A short drive away, in the quiet woodland of Rendlesham Forest in rural Suffolk, we walked the trail to Britain’s most famous UFO event. In December 1980, two RAF servicemen reported seeing lights in the trees and, upon investigation, claimed to witness a craft take off in front of them — leaving scorch marks and damaged trees found the following morning. Today, a replica of what they saw sits eerily in a forest clearing, silent and slightly unsettling.

The kids loved it. Mostly because they got to climb on a spaceship.

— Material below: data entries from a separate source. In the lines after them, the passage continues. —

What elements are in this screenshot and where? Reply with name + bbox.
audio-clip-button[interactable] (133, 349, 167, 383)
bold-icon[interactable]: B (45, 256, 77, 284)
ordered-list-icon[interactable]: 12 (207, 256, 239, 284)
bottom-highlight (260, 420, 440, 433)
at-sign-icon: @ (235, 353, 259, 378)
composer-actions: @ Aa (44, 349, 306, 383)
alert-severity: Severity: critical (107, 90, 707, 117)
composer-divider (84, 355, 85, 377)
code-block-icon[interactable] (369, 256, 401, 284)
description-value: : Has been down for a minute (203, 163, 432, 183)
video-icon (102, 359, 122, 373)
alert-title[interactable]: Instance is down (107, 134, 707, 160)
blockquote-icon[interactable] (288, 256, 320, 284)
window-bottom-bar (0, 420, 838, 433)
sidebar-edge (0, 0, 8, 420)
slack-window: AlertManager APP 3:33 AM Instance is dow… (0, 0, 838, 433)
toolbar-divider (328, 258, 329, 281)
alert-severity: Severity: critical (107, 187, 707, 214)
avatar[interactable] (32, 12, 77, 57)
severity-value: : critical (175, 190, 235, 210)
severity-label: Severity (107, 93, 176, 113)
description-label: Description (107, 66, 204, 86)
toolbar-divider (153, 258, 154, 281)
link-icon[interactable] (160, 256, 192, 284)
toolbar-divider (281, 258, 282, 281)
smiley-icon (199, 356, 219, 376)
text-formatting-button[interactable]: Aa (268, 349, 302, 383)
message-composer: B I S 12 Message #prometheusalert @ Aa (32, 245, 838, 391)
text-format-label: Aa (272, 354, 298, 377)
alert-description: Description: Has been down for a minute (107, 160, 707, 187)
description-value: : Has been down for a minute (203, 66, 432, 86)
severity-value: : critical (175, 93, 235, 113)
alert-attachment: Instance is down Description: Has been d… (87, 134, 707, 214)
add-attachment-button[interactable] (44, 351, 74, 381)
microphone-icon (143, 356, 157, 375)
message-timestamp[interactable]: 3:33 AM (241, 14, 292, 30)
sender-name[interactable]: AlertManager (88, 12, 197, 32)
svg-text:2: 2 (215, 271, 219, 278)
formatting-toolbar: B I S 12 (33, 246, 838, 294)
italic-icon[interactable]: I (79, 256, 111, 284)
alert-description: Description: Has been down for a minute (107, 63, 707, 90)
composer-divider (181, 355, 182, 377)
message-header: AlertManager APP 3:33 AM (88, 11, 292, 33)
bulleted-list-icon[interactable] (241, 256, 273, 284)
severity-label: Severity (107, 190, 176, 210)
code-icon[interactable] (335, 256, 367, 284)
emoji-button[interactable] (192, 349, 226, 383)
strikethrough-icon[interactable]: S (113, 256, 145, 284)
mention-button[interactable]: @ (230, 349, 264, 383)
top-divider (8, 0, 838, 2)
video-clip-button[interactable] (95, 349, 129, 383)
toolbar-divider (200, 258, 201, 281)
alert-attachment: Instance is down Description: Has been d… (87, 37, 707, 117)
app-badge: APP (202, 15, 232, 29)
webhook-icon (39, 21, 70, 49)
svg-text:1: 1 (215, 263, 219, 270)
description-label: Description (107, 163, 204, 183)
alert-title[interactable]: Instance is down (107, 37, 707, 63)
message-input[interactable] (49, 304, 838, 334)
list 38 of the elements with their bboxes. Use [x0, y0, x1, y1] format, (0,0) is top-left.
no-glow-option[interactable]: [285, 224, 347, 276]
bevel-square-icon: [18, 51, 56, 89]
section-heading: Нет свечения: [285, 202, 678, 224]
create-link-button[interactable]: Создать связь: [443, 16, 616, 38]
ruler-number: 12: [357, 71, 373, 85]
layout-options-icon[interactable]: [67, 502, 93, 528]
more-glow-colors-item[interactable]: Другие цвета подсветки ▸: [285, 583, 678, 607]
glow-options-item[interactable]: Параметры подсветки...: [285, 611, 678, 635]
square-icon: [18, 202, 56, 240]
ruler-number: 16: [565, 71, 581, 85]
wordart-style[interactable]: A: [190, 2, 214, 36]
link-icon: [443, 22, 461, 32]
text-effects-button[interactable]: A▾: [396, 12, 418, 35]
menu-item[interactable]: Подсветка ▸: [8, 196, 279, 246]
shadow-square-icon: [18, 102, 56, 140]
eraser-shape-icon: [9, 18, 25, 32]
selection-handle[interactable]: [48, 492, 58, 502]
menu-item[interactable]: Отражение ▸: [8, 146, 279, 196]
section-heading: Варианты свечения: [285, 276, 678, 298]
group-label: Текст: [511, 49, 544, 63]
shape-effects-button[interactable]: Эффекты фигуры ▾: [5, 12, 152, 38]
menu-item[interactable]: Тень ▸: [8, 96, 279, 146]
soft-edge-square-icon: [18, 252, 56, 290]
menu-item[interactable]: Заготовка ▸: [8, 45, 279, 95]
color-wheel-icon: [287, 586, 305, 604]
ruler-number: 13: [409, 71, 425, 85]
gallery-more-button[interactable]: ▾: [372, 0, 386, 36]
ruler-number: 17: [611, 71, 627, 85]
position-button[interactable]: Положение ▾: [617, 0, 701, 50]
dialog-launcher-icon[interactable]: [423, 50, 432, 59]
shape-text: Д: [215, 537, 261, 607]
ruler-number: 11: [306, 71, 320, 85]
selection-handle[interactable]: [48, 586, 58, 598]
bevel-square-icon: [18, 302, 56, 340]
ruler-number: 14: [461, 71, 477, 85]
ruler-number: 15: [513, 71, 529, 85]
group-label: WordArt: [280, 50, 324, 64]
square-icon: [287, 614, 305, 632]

Falconry for kids in Suffolk was an great day out
Falconry for kids in Suffolk was an great day out

Family Activities in the UK: Falconry, Horses and Wildlife Parks

Family travel in the UK has a huge variety of activities on your doorstep. Within a few weeks we’d ticked off falconry, a horse show, and a wildlife park.

Falconry & another “best day ever”

Alex has moved on from his snake obsession. Birds of prey are the new thing. I spotted the opportunity immediately and pounced — which felt appropriate.

We booked a falconry session and he got to fly three owls and a kestrel. Wearing a special glove, holding out meat, watching these incredible creatures swoop back to his arm — the smile on his face said everything. He declared it the “best day ever”, joining the now-legendary Penang hike (blog here) in his personal hall of fame.

The Horse Show

Sofia got her day out shortly after — an early start at a local Horse Show. We stood in a field, in the freezing cold, surrounded by dozens of horses of every breed, competing in everything imaginable.

Sofia was absolutely in her element. I, meanwhile, tucked into a long-overdue bacon butty and tried to look like I knew what dressage was.

I’ll admit — her dream of owning a horse one day is starting to rub off on me. These creatures really are something to watch.

Jimmy’s Farm & Wildlife Park

Jimmy’s Farm has grown from a modest TV project in the early 2000s into a full wildlife park, following Jimmy Doherty as he built it up over the years. Today it’s home to rare and exotic animals — tigers, lions, brown bears, and even polar bears.

Yes. Polar bears. Living in the UK.

That tells you everything you need to know about the British climate.

The kids had a brilliant day out — seeing so many animals up close. The polar bears looked completely at home. Which is more than I can say for myself as I dragged myself around possibly the millionth animal encounter of this trip.

Twelve years away, and four years since our last visit — each time I come back, Britain feels simultaneously familiar and slightly foreign. Just like the timeless pair of trainers I leave here each time we visit – they feel new but not quite sure if they still fit. On arrival, I found myself feeling like a bit of an outsider in my own home country, which was a strange thing to admit.

After a few days though, and normal service resumed. Suddenly I’m eating toad in the hole, debating the weather with strangers, and having a thoroughly satisfying moan about something — anything — for no particular reason.

Some things, it turns out, never leave you.

The Horse Show went down a treat
The Horse Show went down a treat

Six Months In: Reflections on Long-Term Family Travel

We’re already four weeks into our UK chapter with no onward flight booked just yet — but the diary is filling up fast and time is moving quickly.

Six months into the trip now. Which means we’re closer to heading home to New Zealand than we are to the start of all this. That feels like a huge milestone.